Das Thema des Tages lautete: „Startups are the tip of the spear of disruption!” Startups… sehr bezeichnend für San Francisco. Unser Interesse war also geweckt und somit starteten wir in den dritten Tag unserer Studienreise in San Francisco.

Disco

Zum Einstieg diskutierten wir mit Jeremy Vandehey, dem CEO von Disco, den Faktor Motivation, der absolut entscheidend ist, wenn es darum geht, Mitarbeiter längerfristig in der Firma zu halten. Dabei ist es kein Geheimnis, was Jeremy schon früh erkannte: Fehlende Wertschätzung wird oftmals als Hauptgrund genannt, warum Mitarbeiter ihre Motivation verlieren, ihre Zelte abbrechen und ihr Glück anderswo suchen.

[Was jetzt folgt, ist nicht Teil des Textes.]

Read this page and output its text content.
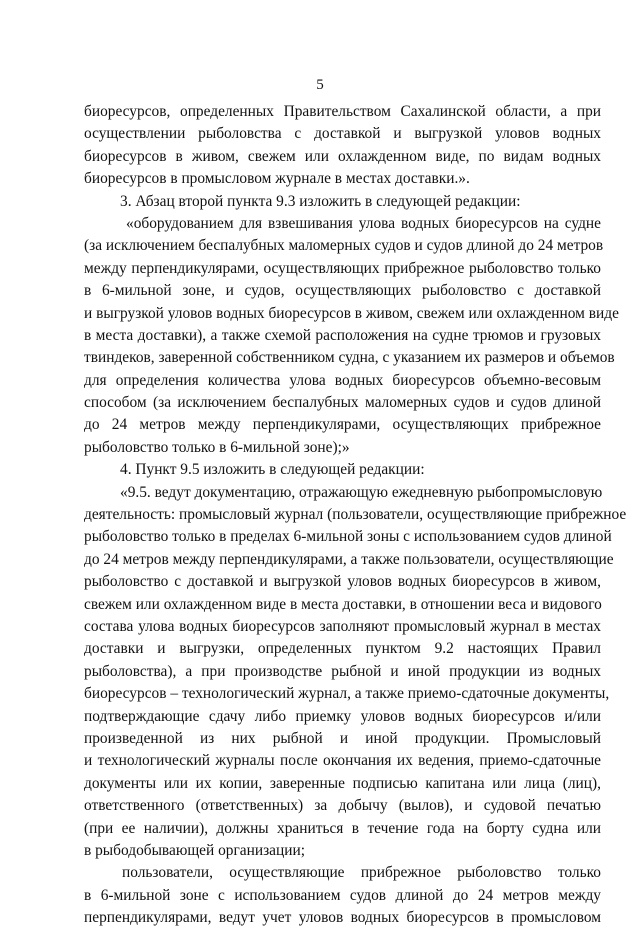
5
биоресурсов, определенных Правительством Сахалинской области, а при
осуществлении рыболовства с доставкой и выгрузкой уловов водных
биоресурсов в живом, свежем или охлажденном виде, по видам водных
биоресурсов в промысловом журнале в местах доставки.».
3. Абзац второй пункта 9.3 изложить в следующей редакции:
«оборудованием для взвешивания улова водных биоресурсов на судне
(за исключением беспалубных маломерных судов и судов длиной до 24 метров
между перпендикулярами, осуществляющих прибрежное рыболовство только
в 6-мильной зоне, и судов, осуществляющих рыболовство с доставкой
и выгрузкой уловов водных биоресурсов в живом, свежем или охлажденном виде
в места доставки), а также схемой расположения на судне трюмов и грузовых
твиндеков, заверенной собственником судна, с указанием их размеров и объемов
для определения количества улова водных биоресурсов объемно-весовым
способом (за исключением беспалубных маломерных судов и судов длиной
до 24 метров между перпендикулярами, осуществляющих прибрежное
рыболовство только в 6-мильной зоне);»
4. Пункт 9.5 изложить в следующей редакции:
«9.5. ведут документацию, отражающую ежедневную рыбопромысловую
деятельность: промысловый журнал (пользователи, осуществляющие прибрежное
рыболовство только в пределах 6-мильной зоны с использованием судов длиной
до 24 метров между перпендикулярами, а также пользователи, осуществляющие
рыболовство с доставкой и выгрузкой уловов водных биоресурсов в живом,
свежем или охлажденном виде в места доставки, в отношении веса и видового
состава улова водных биоресурсов заполняют промысловый журнал в местах
доставки и выгрузки, определенных пунктом 9.2 настоящих Правил
рыболовства), а при производстве рыбной и иной продукции из водных
биоресурсов – технологический журнал, а также приемо-сдаточные документы,
подтверждающие сдачу либо приемку уловов водных биоресурсов и/или
произведенной из них рыбной и иной продукции. Промысловый
и технологический журналы после окончания их ведения, приемо-сдаточные
документы или их копии, заверенные подписью капитана или лица (лиц),
ответственного (ответственных) за добычу (вылов), и судовой печатью
(при ее наличии), должны храниться в течение года на борту судна или
в рыбодобывающей организации;
пользователи, осуществляющие прибрежное рыболовство только
в 6-мильной зоне с использованием судов длиной до 24 метров между
перпендикулярами, ведут учет уловов водных биоресурсов в промысловом
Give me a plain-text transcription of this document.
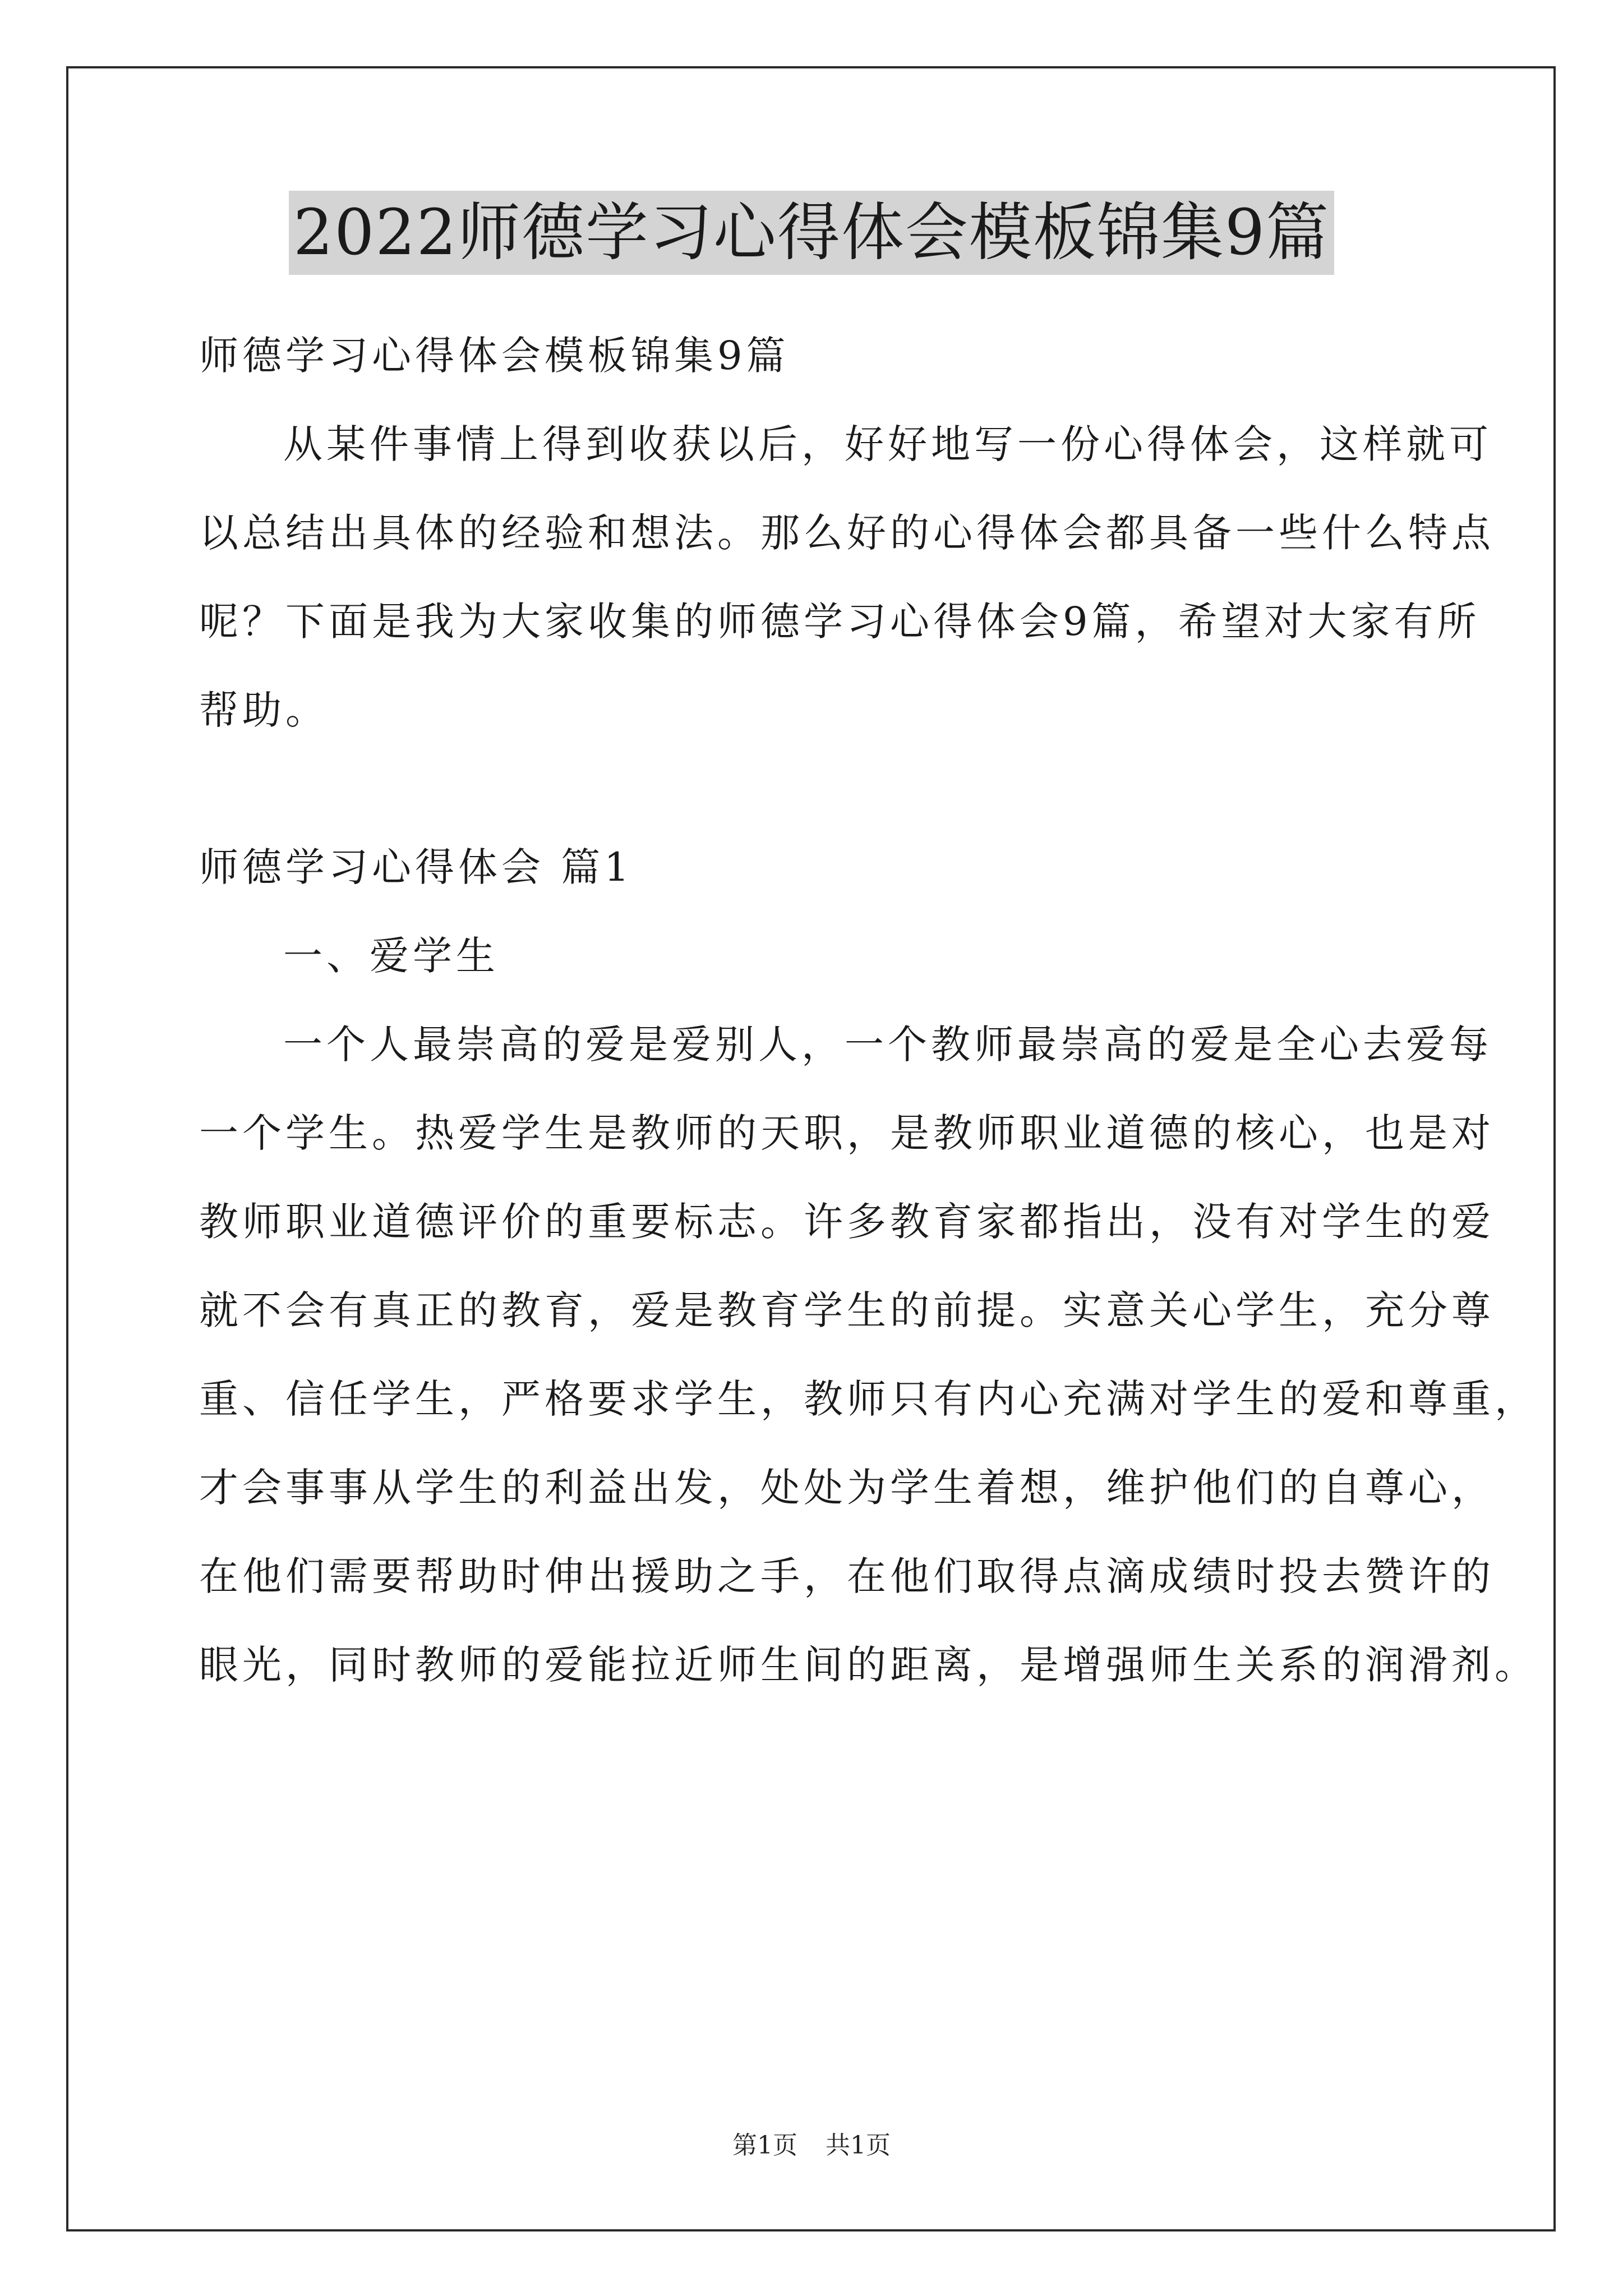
2022师德学习心得体会模板锦集9篇
师德学习心得体会模板锦集9篇
从某件事情上得到收获以后，好好地写一份心得体会，这样就可
以总结出具体的经验和想法。那么好的心得体会都具备一些什么特点
呢？下面是我为大家收集的师德学习心得体会9篇，希望对大家有所
帮助。
师德学习心得体会 篇1
一、爱学生
一个人最崇高的爱是爱别人，一个教师最崇高的爱是全心去爱每
一个学生。热爱学生是教师的天职，是教师职业道德的核心，也是对
教师职业道德评价的重要标志。许多教育家都指出，没有对学生的爱
就不会有真正的教育，爱是教育学生的前提。实意关心学生，充分尊
重、信任学生，严格要求学生，教师只有内心充满对学生的爱和尊重，
才会事事从学生的利益出发，处处为学生着想，维护他们的自尊心，
在他们需要帮助时伸出援助之手，在他们取得点滴成绩时投去赞许的
眼光，同时教师的爱能拉近师生间的距离，是增强师生关系的润滑剂。
第1页 共1页
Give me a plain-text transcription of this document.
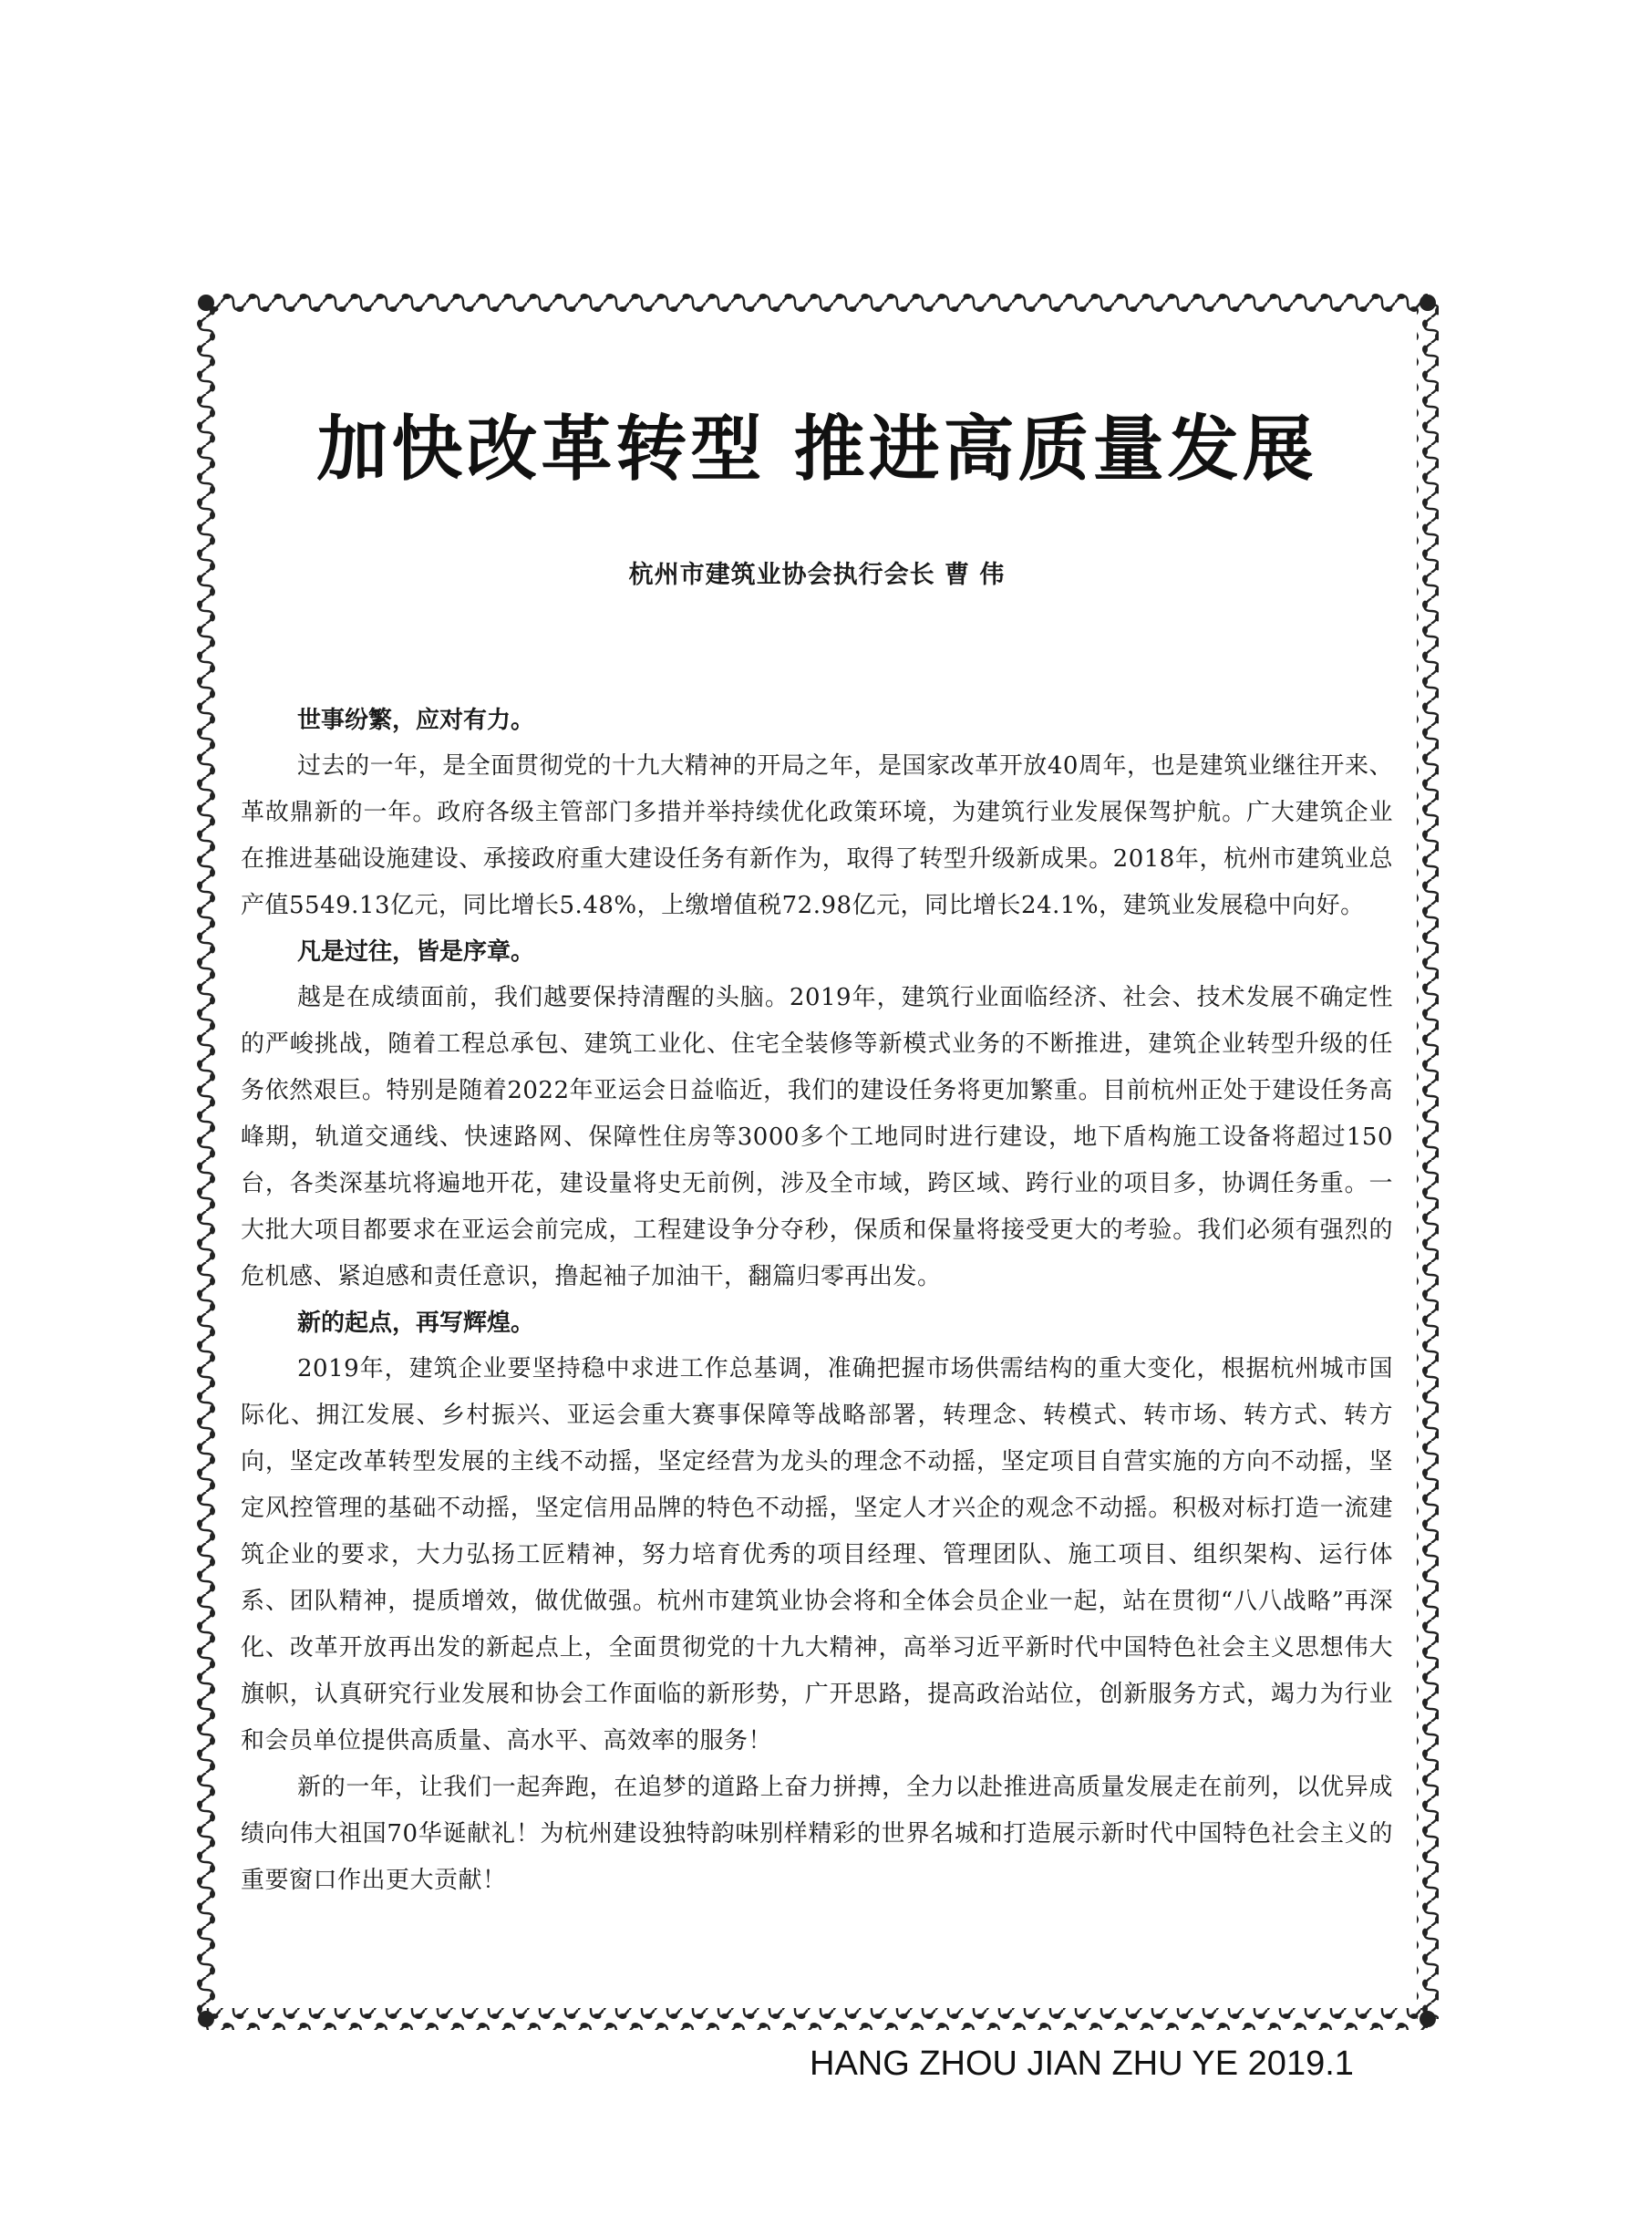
加快改革转型 推进高质量发展
杭州市建筑业协会执行会长 曹 伟

世事纷繁，应对有力。

过去的一年，是全面贯彻党的十九大精神的开局之年，是国家改革开放40周年，也是建筑业继往开来、革故鼎新的一年。政府各级主管部门多措并举持续优化政策环境，为建筑行业发展保驾护航。广大建筑企业在推进基础设施建设、承接政府重大建设任务有新作为，取得了转型升级新成果。2018年，杭州市建筑业总产值5549.13亿元，同比增长5.48%，上缴增值税72.98亿元，同比增长24.1%，建筑业发展稳中向好。

凡是过往，皆是序章。

越是在成绩面前，我们越要保持清醒的头脑。2019年，建筑行业面临经济、社会、技术发展不确定性的严峻挑战，随着工程总承包、建筑工业化、住宅全装修等新模式业务的不断推进，建筑企业转型升级的任务依然艰巨。特别是随着2022年亚运会日益临近，我们的建设任务将更加繁重。目前杭州正处于建设任务高峰期，轨道交通线、快速路网、保障性住房等3000多个工地同时进行建设，地下盾构施工设备将超过150台，各类深基坑将遍地开花，建设量将史无前例，涉及全市域，跨区域、跨行业的项目多，协调任务重。一大批大项目都要求在亚运会前完成，工程建设争分夺秒，保质和保量将接受更大的考验。我们必须有强烈的危机感、紧迫感和责任意识，撸起袖子加油干，翻篇归零再出发。

新的起点，再写辉煌。

2019年，建筑企业要坚持稳中求进工作总基调，准确把握市场供需结构的重大变化，根据杭州城市国际化、拥江发展、乡村振兴、亚运会重大赛事保障等战略部署，转理念、转模式、转市场、转方式、转方向，坚定改革转型发展的主线不动摇，坚定经营为龙头的理念不动摇，坚定项目自营实施的方向不动摇，坚定风控管理的基础不动摇，坚定信用品牌的特色不动摇，坚定人才兴企的观念不动摇。积极对标打造一流建筑企业的要求，大力弘扬工匠精神，努力培育优秀的项目经理、管理团队、施工项目、组织架构、运行体系、团队精神，提质增效，做优做强。杭州市建筑业协会将和全体会员企业一起，站在贯彻“八八战略”再深化、改革开放再出发的新起点上，全面贯彻党的十九大精神，高举习近平新时代中国特色社会主义思想伟大旗帜，认真研究行业发展和协会工作面临的新形势，广开思路，提高政治站位，创新服务方式，竭力为行业和会员单位提供高质量、高水平、高效率的服务！

新的一年，让我们一起奔跑，在追梦的道路上奋力拼搏，全力以赴推进高质量发展走在前列，以优异成绩向伟大祖国70华诞献礼！为杭州建设独特韵味别样精彩的世界名城和打造展示新时代中国特色社会主义的重要窗口作出更大贡献！

HANG ZHOU JIAN ZHU YE 2019.1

Jeremy startete mit einer sehr persönlichen Geschichte: Aufgewachsen auf dem Land, verlor er seinen Vater früh. Sein Vater hat gab ihm jedoch eine wertvolle Lektion mit auf seinen Weg: Was auch immer du tun willst in deinem Leben, stelle sicher, dass es etwas ist, dass dich erfüllt und dir Spass macht. Diesen Grundsatz hat Jeremy seither befolgt und mit der Gründung von Disco fand er seine bisher grösste Passion, nämlich Employee Engagement.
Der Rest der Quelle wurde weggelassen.